Introduction

Memory management in Flink serves the purpose to control how much memory certain runtime operations use.
The memory management is used for all operations that accumulate a (potentially large) number or records.

Typical examples of such operations are

Sorting - Sorting is used to order records for grouping, joining, or to produce sorted results.
Hash Tables - Hash tables are used in Joins and for the Solution set in iterations (pending work to use them for grouping/aggregations)
Caching - Caching data is important for iterative algorithms, and for checkpoints during job recovery.
(Block-)Nested-Loop-Join - This algorithm is used for Cartesian products between data sets.

Without a means to manage/control the memory, these operations would fail when the data to be sorted (or hashed) was larger than the
memory that the JVM could spare (usually with an OutOfMemoryException). The memory management is a way to control very
precisely how much memory each operator uses, and to let them de-stage efficiently to out-of-core operation, by moving some of the
data do disk. How exactly that happens is dependent on the specific operation/algorithm (see below).

The memory management allows also to divide memory between the different memory-consuming operators in the same JVM.
That way, Flink can make sure that different operators run next to each other in the same JVM, and do not interfere with each other,
but stay within their memory budget.

Note: As of this point, the memory management is used only in the batch operators. The streaming operators follow a different concept.

Flink's Managed Memory

Conceptually, Flink splits the heap into three regions:

Network buffers: A number of 32 KiByte buffers used by the network stack to buffer records for network transfer. Allocated on TaskManager startup. By default 2048 buffers are used, but can be adjusted via "taskmanager.network.numberOfBuffers".
Memory Manager pool: A large collection of buffers (32 KiBytes) that are used by all runtime algorithms whenever they need to buffer records. Records are stored in serialized form in those blocks.
The memory manager allocates these buffers at startup.
Remaining (Free) Heap: This part of the heap is left to the user code and the TaskManager's data structures. Since those data structures are rather small, that memory is mostly available to the user code.

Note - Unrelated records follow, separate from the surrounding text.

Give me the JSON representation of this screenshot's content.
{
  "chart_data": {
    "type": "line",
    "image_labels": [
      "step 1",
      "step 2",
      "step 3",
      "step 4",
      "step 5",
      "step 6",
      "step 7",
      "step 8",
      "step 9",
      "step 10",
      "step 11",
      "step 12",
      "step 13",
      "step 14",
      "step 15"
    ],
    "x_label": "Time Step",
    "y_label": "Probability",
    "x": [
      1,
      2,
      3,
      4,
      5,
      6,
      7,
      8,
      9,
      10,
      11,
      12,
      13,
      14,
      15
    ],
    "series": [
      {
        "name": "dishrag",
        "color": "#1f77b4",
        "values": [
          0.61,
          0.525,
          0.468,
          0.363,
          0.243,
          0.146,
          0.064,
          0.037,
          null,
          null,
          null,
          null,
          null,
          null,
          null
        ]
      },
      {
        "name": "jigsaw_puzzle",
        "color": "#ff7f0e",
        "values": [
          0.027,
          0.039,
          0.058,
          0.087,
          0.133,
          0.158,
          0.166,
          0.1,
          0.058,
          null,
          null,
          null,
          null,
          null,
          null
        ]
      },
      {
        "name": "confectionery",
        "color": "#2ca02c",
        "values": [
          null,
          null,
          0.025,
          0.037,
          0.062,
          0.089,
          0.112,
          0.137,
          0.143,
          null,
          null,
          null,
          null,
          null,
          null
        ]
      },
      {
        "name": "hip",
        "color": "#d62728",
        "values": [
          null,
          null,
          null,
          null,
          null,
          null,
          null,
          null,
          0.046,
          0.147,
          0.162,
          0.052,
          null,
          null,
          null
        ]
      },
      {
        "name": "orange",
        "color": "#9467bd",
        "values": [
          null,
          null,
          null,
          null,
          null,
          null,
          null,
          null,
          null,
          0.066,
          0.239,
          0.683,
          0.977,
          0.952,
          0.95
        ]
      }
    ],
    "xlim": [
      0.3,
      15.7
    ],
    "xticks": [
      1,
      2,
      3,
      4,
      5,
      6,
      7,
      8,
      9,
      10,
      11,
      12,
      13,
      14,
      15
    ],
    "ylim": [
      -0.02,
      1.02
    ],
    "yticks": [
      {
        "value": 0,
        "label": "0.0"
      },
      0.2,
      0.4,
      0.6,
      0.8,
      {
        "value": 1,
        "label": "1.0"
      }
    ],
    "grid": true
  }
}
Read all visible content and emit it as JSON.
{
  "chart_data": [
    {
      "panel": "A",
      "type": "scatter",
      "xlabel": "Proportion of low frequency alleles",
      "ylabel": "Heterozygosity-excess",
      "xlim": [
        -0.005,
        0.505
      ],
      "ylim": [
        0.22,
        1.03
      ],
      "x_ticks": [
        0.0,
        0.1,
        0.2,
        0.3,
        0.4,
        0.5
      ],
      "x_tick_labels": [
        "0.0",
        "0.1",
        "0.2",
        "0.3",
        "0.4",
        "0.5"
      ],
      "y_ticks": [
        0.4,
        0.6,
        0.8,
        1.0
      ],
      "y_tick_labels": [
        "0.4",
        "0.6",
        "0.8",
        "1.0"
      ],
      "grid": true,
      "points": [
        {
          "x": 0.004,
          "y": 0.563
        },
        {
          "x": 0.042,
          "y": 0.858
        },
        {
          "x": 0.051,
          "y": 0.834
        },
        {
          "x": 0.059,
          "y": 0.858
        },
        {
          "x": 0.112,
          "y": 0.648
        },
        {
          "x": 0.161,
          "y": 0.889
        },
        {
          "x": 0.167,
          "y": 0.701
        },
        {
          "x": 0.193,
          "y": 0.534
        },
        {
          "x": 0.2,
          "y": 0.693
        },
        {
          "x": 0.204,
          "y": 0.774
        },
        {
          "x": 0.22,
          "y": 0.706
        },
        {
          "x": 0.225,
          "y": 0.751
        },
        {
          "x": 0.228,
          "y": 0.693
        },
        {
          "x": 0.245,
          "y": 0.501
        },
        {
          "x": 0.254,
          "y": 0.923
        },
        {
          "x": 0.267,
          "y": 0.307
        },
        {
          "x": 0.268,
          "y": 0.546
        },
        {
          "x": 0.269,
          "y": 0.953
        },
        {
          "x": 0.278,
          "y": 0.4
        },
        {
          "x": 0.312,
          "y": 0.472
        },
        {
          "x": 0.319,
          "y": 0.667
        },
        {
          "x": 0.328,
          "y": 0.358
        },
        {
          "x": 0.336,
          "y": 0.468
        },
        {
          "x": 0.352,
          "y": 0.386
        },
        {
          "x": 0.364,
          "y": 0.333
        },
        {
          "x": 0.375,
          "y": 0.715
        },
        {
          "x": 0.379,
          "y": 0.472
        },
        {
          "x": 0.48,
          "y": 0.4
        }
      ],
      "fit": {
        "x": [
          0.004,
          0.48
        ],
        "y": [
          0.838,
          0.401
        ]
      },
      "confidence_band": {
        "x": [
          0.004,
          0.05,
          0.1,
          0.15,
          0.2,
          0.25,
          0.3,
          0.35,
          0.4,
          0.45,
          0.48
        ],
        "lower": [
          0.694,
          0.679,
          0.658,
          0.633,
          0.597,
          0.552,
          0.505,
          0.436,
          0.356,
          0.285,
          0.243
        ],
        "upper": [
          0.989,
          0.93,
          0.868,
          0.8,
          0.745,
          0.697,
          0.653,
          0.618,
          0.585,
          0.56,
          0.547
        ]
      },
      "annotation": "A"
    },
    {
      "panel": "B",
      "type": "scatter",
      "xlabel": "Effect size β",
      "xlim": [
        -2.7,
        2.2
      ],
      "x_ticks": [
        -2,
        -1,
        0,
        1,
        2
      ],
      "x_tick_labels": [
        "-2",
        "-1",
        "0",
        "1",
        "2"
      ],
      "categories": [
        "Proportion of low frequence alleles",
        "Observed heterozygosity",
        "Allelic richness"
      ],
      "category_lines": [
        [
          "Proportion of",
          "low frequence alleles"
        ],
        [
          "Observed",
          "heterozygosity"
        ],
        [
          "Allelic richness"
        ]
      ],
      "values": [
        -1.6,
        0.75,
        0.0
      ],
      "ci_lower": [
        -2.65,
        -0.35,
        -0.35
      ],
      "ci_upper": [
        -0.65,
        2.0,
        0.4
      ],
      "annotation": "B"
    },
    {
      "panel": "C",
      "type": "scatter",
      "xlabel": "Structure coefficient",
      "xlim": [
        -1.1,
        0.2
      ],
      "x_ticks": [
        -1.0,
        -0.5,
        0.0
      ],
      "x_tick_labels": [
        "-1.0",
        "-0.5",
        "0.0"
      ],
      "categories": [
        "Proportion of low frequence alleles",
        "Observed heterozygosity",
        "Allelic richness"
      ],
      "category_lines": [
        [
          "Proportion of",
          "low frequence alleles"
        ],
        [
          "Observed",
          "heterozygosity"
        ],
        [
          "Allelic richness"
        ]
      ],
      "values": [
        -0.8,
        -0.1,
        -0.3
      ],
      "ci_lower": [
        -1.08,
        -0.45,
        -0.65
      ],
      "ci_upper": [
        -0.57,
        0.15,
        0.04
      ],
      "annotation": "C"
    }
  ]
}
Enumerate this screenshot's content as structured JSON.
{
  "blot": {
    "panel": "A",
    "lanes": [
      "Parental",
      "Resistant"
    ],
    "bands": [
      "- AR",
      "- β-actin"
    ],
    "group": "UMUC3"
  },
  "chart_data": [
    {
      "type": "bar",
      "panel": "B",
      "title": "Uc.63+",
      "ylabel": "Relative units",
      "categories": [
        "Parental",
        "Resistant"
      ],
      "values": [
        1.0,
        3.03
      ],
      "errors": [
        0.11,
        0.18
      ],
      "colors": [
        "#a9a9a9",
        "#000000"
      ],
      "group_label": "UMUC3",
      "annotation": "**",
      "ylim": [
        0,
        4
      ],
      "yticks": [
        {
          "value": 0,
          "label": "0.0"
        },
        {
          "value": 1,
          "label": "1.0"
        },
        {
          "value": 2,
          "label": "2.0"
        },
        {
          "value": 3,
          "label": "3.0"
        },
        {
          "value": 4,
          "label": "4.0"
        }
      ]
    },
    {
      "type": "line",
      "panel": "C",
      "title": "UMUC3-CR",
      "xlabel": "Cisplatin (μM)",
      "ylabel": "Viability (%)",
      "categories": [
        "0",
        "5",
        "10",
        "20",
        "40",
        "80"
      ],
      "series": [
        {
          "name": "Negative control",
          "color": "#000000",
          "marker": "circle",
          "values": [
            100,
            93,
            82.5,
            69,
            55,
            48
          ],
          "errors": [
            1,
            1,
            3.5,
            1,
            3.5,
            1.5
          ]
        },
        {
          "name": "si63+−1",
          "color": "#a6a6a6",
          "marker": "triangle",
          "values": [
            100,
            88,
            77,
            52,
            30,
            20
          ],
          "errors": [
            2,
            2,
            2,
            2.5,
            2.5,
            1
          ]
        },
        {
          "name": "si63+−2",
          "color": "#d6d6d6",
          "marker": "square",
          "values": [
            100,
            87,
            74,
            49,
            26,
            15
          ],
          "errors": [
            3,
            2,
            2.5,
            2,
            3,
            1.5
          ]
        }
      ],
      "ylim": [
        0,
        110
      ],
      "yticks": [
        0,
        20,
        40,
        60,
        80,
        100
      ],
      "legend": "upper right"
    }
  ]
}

While allocating the network and MemoryManager buffers, the JVM usually performs one or more full garbage collections.
This adds some time to the TaskManager's startup, but saves in garbage collection time later, when tasks are executed.

Both the network buffers and the Memory Manager buffers live throughout the entire life of a TaskManager.
They move to the tenured generation of the JVM's internal memory regions and become long live, non-collected objects.

Notes:

The size of the buffers can be adjusted via "taskmanager.network.bufferSizeInBytes", but 32K seems to be a good size for most setups.
There are ideas about how to unify the NetworkBuffer Pool and the Memory Manager region.
There are ideas to add a mode that makes the allocation of the memory buffers by the MemoryManager lazy (allocated when needed). This decreases the startup time of the TaskManager, but will cause more garbage collections later when the buffers are actually allocated.

Memory Segments

Flink represents all its memory as a collection of Memory Segments. The segment represents a region of memory (by default 32 KiBytes) and
provides methods to access the data at offsets (get and put longs, int, bytes, copy between segments and arrays, ...).
You can think of it as a version of the java.nio.ByteBuffer that is specialized for Flink (see below why we are not using the java.nio.ByteBuffer).

Whenever Flink stores a record somewhere, it actually serializes it into one or more memory segments. The system may store a "pointer" to the record
in another data structure (frequently also build as a collection of memory segments).
This means that Flink relies on efficient serialization that is aware of pages and breaking records across pages.
Flink brings its own type information system and serialization stack for exactly that purpose.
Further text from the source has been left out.